Effectivement Pap N’Diaye a bien le droit de dire ce qu’il veut mais est-il vraiment anodin qu’un ministre de la république attaque des rédactions entières en les accusant d’être mauvaises pour la démocratie ?

M. Pap N’Diaye n’est pas un responsable politique expérimenté. Il est un universitaire qui ne semble pas avoir d’expérience de la direction d’une structure. Il a été nommé là au titre d’un coup de communication destiné à mettre en valeur la connotation progressiste du pouvoir macronien à un moment donné dans le but d’équilibrer la parole droitière qu’est censé incarner M. Darmanin. Or, M. Pap N’Diaye n’a sans doute pas pris toute la mesure de ce qu’était un ministre de l’Education nationale, responsable d’une administration d’un million de personnes. Les émeutes ne sont pas en faveur de ses thèses favorables à la société multiculturelle. Dès lors, il s’est laissé emporter en ciblant les parfaits boucs émissaires habituels, les médias, en l’occurrence CNews et Europe 1 en utilisant les termes habituels de la gauche morale dans sa chasse aux sorcières, la parfaite formule diabolisante : extrême droite. Cela n’a rien d’anodin. L’extrémisme en général, le vrai, commence par la remise en cause de la liberté de presse et de la liberté d’expression. M. Pap N’Diaye a ainsi exprimé, sans vraiment le vouloir, la nuance liberticide du pouvoir actuel. En démocratie libérale, l’Etat n’a pas vocation à contrôler des médias indépendants ni à leur décerner un brevet de légitimité. En pratiquant le chasse aux sorcières envers des médias non étatiques, en les diabolisant sous la formule « extrême droite », un ministre de l’Education nationale sort de son rôle.

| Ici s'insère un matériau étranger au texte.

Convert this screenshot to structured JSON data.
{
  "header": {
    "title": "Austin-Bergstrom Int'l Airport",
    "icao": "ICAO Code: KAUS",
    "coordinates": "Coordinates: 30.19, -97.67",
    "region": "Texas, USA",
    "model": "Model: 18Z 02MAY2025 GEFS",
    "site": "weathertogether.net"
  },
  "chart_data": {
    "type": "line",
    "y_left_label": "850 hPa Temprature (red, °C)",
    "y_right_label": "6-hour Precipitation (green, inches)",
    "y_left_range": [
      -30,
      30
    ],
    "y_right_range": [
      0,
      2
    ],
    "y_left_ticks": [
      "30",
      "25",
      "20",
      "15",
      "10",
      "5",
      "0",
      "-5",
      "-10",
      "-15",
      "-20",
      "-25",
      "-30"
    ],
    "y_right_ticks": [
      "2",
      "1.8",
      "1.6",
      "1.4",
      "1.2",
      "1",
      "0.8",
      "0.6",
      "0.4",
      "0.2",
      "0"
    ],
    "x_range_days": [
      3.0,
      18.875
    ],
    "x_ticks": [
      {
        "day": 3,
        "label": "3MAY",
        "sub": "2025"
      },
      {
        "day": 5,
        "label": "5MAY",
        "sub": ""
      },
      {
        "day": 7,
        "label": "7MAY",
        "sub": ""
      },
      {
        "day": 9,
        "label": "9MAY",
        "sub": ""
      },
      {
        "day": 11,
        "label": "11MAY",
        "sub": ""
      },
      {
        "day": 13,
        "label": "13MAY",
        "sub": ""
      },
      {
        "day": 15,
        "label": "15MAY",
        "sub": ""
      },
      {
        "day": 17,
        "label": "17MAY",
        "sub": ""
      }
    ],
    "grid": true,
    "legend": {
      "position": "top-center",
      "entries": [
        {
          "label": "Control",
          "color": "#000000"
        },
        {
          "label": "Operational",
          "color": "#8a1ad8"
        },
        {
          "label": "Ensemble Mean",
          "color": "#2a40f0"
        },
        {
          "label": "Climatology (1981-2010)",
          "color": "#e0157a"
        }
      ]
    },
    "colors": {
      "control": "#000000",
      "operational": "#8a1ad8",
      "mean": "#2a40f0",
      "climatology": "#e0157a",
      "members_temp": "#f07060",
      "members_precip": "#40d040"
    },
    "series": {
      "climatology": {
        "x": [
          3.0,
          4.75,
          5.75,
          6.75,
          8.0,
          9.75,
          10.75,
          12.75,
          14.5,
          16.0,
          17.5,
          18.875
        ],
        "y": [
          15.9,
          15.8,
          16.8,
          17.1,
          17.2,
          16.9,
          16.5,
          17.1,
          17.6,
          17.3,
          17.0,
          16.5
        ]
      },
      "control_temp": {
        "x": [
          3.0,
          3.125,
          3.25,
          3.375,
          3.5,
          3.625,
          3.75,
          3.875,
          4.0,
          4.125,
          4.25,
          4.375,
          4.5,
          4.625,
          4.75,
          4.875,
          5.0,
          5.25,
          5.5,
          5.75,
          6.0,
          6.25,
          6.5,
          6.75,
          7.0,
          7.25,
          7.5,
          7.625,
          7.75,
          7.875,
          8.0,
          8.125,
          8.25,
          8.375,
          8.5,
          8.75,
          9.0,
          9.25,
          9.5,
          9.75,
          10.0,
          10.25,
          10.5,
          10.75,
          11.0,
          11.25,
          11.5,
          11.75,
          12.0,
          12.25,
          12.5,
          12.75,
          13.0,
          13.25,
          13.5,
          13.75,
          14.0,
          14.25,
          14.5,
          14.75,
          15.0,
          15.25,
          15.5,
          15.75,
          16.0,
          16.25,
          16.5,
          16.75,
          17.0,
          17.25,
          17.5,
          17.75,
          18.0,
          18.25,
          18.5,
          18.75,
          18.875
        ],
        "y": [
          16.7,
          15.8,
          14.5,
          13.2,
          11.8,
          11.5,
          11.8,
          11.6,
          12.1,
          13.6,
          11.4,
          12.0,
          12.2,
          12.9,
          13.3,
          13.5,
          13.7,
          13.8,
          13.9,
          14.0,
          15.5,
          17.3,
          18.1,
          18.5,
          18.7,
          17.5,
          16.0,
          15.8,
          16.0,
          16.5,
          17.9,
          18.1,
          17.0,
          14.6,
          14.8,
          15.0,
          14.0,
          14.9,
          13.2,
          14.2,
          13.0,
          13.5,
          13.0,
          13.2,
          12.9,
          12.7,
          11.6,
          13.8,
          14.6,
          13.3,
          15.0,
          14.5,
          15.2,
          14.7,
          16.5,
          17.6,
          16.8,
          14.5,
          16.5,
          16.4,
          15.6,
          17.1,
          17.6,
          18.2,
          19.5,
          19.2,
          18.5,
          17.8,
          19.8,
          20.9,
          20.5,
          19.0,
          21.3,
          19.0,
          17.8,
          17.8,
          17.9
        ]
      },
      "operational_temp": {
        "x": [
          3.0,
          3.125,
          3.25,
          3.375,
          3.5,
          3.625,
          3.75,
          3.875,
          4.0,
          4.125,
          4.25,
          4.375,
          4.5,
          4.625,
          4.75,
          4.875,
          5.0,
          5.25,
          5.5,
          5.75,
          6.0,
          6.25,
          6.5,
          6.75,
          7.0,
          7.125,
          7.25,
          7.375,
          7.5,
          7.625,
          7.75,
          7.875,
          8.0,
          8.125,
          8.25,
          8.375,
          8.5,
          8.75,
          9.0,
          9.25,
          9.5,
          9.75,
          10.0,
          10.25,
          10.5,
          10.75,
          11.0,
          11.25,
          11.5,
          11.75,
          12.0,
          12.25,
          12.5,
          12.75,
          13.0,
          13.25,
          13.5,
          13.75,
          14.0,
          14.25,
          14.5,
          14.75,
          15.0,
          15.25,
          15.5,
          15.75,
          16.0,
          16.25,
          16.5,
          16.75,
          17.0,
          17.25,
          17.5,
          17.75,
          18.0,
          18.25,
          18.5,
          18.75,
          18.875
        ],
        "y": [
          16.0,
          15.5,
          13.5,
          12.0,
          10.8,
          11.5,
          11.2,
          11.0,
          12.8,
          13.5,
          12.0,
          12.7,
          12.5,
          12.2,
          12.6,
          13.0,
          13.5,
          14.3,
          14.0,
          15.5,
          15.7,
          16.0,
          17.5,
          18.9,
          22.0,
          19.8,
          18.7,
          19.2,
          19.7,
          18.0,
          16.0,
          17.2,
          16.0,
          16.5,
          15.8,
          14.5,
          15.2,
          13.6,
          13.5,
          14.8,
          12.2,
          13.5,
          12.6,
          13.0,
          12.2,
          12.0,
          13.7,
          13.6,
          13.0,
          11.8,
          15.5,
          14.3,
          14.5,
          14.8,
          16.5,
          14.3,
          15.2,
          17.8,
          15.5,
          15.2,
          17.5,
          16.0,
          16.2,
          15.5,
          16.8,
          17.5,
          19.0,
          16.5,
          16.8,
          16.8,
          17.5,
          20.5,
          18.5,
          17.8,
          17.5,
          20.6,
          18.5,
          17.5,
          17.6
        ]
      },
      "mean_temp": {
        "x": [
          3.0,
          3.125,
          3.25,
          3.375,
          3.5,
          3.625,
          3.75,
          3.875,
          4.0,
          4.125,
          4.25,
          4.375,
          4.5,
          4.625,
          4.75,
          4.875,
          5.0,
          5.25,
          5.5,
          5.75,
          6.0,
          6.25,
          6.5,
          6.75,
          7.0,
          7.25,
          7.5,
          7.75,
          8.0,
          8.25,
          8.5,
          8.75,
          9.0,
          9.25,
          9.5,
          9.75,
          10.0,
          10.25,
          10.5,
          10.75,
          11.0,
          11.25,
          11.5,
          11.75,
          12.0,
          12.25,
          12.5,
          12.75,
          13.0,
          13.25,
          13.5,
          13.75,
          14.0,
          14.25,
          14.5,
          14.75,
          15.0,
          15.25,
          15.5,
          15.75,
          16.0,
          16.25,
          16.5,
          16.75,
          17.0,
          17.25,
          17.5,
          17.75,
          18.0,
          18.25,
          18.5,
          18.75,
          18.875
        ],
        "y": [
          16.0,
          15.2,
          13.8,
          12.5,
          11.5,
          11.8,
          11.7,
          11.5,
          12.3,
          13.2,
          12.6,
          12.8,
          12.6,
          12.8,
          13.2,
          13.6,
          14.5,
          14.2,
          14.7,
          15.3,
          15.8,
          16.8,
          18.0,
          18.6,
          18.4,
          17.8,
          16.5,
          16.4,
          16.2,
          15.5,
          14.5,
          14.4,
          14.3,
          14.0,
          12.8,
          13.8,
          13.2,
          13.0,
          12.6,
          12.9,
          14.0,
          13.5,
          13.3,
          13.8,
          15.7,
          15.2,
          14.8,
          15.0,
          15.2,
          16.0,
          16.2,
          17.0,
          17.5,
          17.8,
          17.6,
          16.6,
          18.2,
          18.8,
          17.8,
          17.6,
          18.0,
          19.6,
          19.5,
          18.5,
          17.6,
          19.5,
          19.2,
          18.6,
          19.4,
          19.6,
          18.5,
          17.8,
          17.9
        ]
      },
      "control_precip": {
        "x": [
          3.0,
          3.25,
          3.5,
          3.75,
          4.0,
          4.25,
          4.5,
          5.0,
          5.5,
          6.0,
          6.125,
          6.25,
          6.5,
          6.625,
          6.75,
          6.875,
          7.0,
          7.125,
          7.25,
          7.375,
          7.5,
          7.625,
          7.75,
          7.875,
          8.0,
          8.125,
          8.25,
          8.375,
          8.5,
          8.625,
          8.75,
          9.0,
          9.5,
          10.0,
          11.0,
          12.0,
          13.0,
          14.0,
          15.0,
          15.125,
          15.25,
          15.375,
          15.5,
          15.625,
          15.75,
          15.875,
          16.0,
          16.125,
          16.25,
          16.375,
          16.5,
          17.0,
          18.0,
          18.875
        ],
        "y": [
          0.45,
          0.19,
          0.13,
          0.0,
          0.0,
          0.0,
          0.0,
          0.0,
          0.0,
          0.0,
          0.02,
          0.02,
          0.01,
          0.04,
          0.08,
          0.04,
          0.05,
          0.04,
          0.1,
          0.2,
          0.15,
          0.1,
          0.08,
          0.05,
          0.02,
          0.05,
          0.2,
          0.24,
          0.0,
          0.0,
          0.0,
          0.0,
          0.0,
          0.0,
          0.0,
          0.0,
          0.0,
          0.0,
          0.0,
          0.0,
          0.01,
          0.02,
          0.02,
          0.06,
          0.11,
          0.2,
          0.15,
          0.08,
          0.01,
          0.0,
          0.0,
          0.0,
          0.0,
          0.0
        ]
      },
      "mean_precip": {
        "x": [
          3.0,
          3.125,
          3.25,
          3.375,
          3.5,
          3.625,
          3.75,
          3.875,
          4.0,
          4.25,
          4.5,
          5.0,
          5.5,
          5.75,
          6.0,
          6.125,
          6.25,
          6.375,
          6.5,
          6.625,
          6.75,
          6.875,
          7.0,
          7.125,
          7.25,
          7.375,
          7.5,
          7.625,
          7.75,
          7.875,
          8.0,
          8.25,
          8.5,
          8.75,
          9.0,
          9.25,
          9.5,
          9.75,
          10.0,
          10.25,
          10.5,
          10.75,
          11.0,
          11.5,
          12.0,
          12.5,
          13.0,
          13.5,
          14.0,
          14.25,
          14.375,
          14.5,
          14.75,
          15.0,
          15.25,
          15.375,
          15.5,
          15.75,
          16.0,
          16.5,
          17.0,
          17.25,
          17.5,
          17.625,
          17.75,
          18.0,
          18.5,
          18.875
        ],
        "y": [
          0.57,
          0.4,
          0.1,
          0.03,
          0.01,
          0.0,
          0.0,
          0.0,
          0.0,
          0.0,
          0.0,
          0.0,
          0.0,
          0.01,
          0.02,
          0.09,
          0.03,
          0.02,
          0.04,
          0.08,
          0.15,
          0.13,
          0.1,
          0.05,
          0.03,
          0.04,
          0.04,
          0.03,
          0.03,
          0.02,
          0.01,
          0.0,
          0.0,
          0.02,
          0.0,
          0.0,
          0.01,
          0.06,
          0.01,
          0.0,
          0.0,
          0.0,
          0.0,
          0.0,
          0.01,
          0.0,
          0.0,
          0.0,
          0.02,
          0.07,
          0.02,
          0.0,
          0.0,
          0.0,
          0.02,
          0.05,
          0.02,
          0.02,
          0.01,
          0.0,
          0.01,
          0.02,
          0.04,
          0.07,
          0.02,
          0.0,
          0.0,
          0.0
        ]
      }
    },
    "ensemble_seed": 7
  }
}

Indépendamment du fond même, n’y aurait-il qu’Emmanuel Macron a avoir le droit de s’inquiéter de décivilisation ? Que Gérald Darmanin à faire un lien entre immigration et délinquance ? Ou à trouver Marine Le Pen molle dans la lutte contre l’islamisme ? La majorité s’arroge-t-elle le droit de parler de certains sujets qui seraient qualifiés d’extrême droite dès lors qu’ils sont évoqués par d’autres ?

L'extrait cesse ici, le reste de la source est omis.